Monday, March 12, 2012

Tales of two sheriffs

     Sheriffs have been in the news.
     In Arizona, Sheriff Joe Arpaio, darling of the law and order folks for putting his inmates in pink underwear and housing them in tents in the Arizona extremes of blistering heat and freeze locker cold, played to the media by announcing he would make an announcement about an investigation into President Obama's birth certificate.
     The actual announcement was a bit of a dud. He used a discredited report, full of half-truths and outright false premises, to conclude that there was "reason to believe" that the birth certificate "might" be fraudulent. The assertions didn't hold water a year ago, but that doesn't bother a populist sheriff/politician who is savvy enough to know there will always be a hard core base of people who will never believe facts, but cling forever to what they want to believe. He had another moment in the spotlight, which was all he wanted.
     Here at home, we read the local papers as a murder case in the local court unraveled because of allegations of misconduct by members of the county sheriff's department, including the charge by the defense that a defendant had been questioned by Sheriff's investigators even after she said she wanted an attorney.
     Charges were dismissed, the case thrown out of court.
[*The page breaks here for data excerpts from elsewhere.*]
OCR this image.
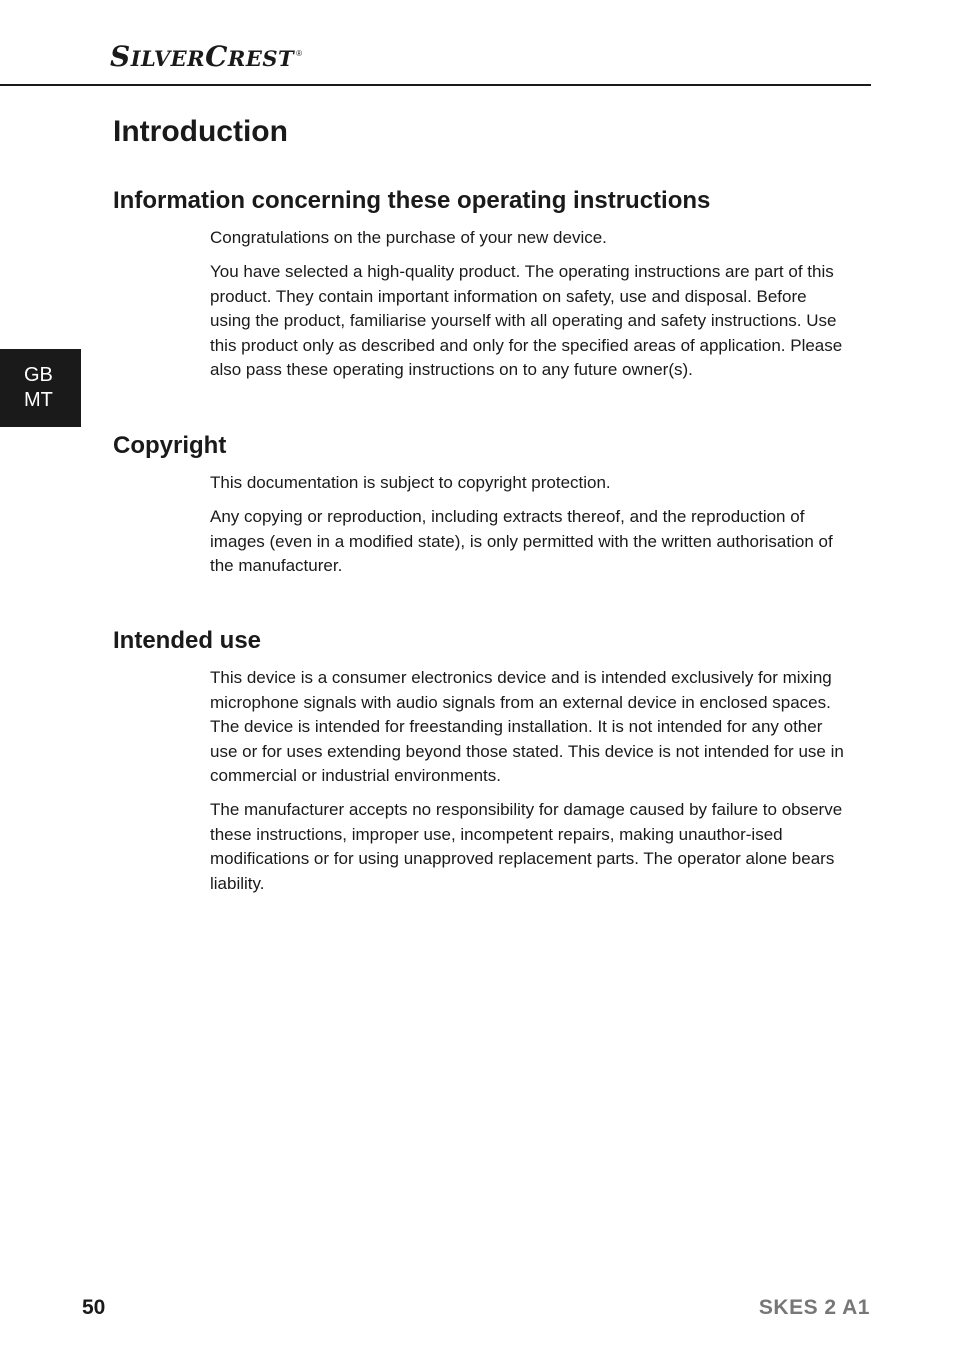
SILVERCREST ®
GB
MT
Introduction
Information concerning these operating instructions

Congratulations on the purchase of your new device.

You have selected a high-quality product. The operating instructions are part of this product. They contain important information on safety, use and disposal. Before using the product, familiarise yourself with all operating and safety instructions. Use this product only as described and only for the specified areas of application. Please also pass these operating instructions on to any future owner(s).

Copyright

This documentation is subject to copyright protection.

Any copying or reproduction, including extracts thereof, and the reproduction of images (even in a modified state), is only permitted with the written authorisation of the manufacturer.

Intended use

This device is a consumer electronics device and is intended exclusively for mixing microphone signals with audio signals from an external device in enclosed spaces. The device is intended for freestanding installation. It is not intended for any other use or for uses extending beyond those stated. This device is not intended for use in commercial or industrial environments.

The manufacturer accepts no responsibility for damage caused by failure to observe these instructions, improper use, incompetent repairs, making unauthor-ised modifications or for using unapproved replacement parts. The operator alone bears liability.

50	SKES 2 A1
A respected major, Nick Plazio, was accused of ordering an underling to continue the questioning, and the major denied it. The state's attorney produced a memo, eventually, showing that the alleged impropriety had been called to the attention of the sheriff, but that the sheriff decided to put the memo in the safe and not disclose the allegation to the defense attorney because it was then a part of an internal departmental investigation.
     The state's attorney isn't buying it, and neither, apparently, is the judge.
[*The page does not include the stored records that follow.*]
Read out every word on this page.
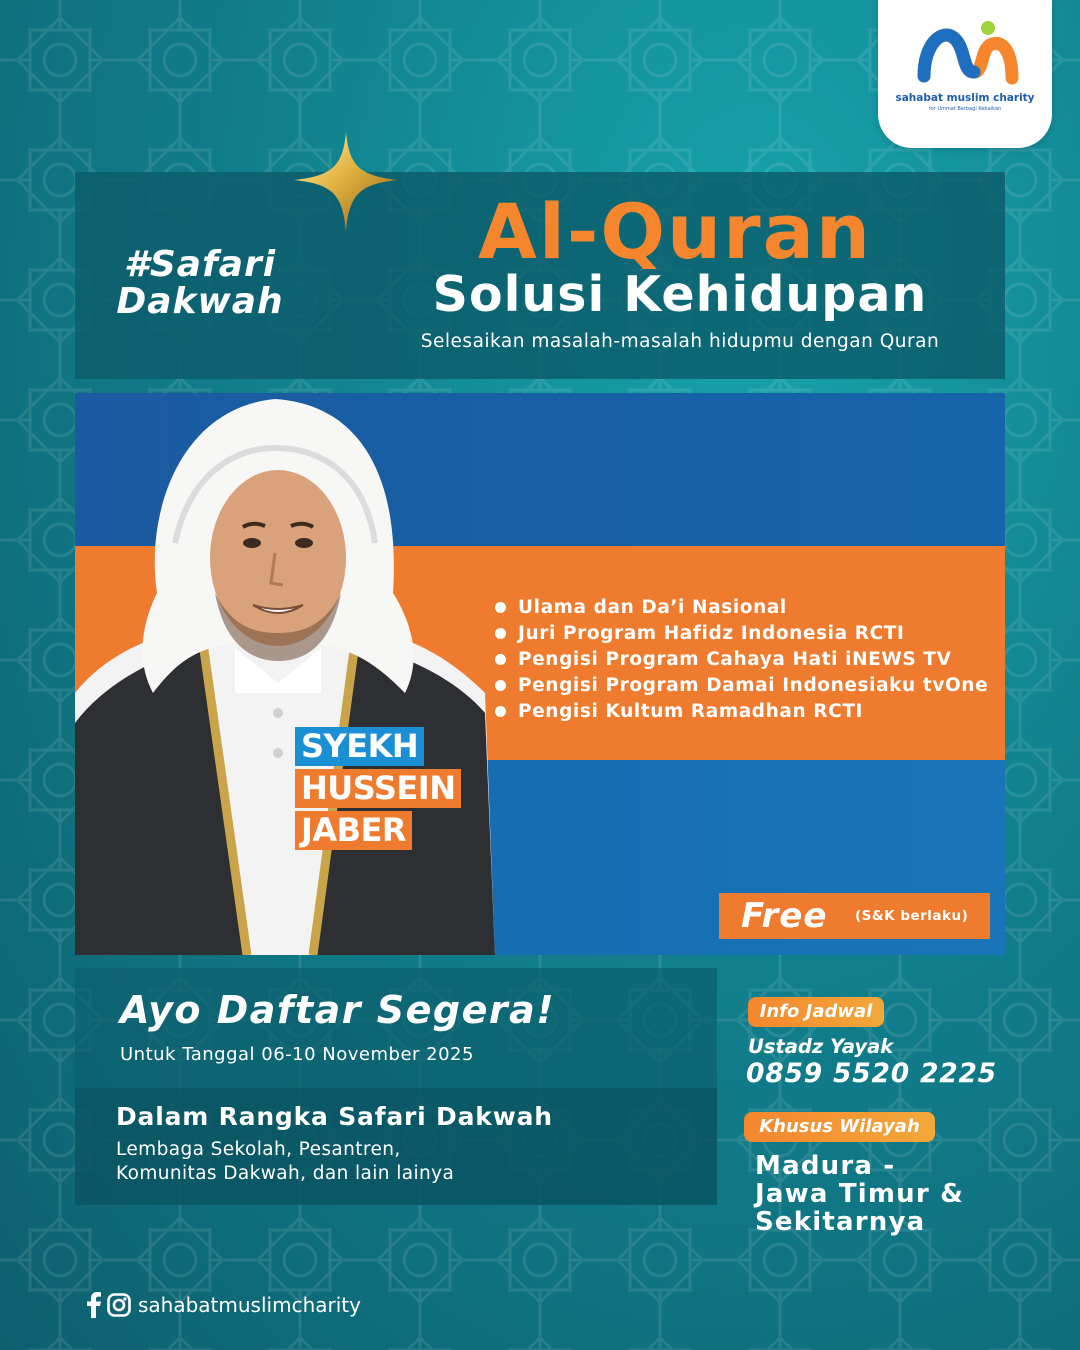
sahabat muslim charity
for Ummat Berbagi Kebaikan
#Safari
Dakwah
Al-Quran
Solusi Kehidupan
Selesaikan masalah-masalah hidupmu dengan Quran
Ulama dan Da’i Nasional
Juri Program Hafidz Indonesia RCTI
Pengisi Program Cahaya Hati iNEWS TV
Pengisi Program Damai Indonesiaku tvOne
Pengisi Kultum Ramadhan RCTI
SYEKH
HUSSEIN
JABER
Free (S&K berlaku)
Ayo Daftar Segera!
Untuk Tanggal 06-10 November 2025
Dalam Rangka Safari Dakwah
Lembaga Sekolah, Pesantren,
Komunitas Dakwah, dan lain lainya
Info Jadwal
Ustadz Yayak
0859 5520 2225
Khusus Wilayah
Madura -
Jawa Timur &
Sekitarnya
sahabatmuslimcharity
     So, Who Struck John? Did the major violate the rules of interrogation, or was it an example of internal turmoil in the department?
     The major says he did not give the order. So, did it come from higher up? Is the major being thrown under the bus to save face for the sheriff? It's something that happens in quasi-military organizations; ask any person who ever served in the military. Or ask any cop, or career professional firefighter. Little guys get sacrificed for the career or political aspirations of senior officers all the time.
     We may not ever know. But the top guy bears the burden when something hits the fan, unless, of course, the top guy is a popularly elected official. The only civilian oversight is at election time, which is always, it seems, several years down the road.
     Meanwhile, the consequences of a bad actor are very real, and very now.